Claiming to have resolved the “historical challenges of zinc-air rechargeability,” Eos says that its proprietary zinc hybrid cathode—Znyth—has proven itself in tests, achieving more than 5000 battery cycles with no physical degradation. A company presentation goes even further, stating that the battery has reached more than 10,000 cycles, giving it a “realistic” life expectancy of thirty years.

The battery is “inherently safe and self-healing” and offers the lowest cost energy storage technology available. A further benefit is environmental: zinc is plentiful, inexpensive, and locally available in North America. The battery, which contains no toxic chemicals, includes recyclable materials.

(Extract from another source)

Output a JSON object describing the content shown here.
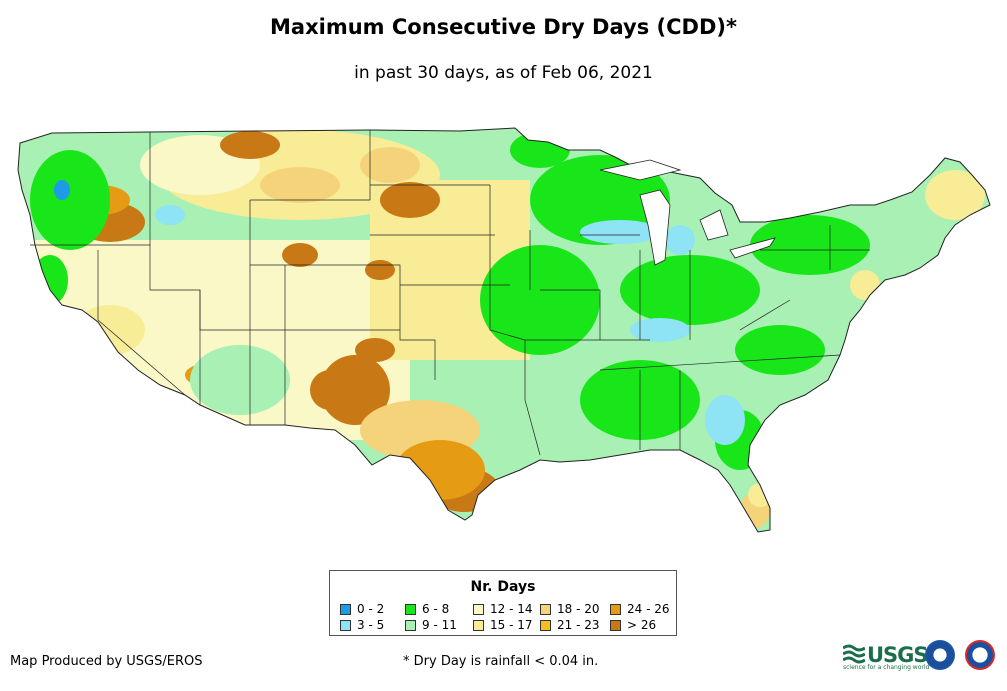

But the cost is what is likely to make it most appealing to utilities looking for a large-scale solution. While other battery technologies available today can cost up to $1,000 per kilowatt hour, the Eos system, which in its present form is the size of a small refrigerator, would cost just $160 per kilowatt hour. The company’s target is to market storage batteries of 6MWh (1 megawatt stored for 6 hours) in a 40-foot ISO container. This amount of storage capacity would be sold for $1000, the company says.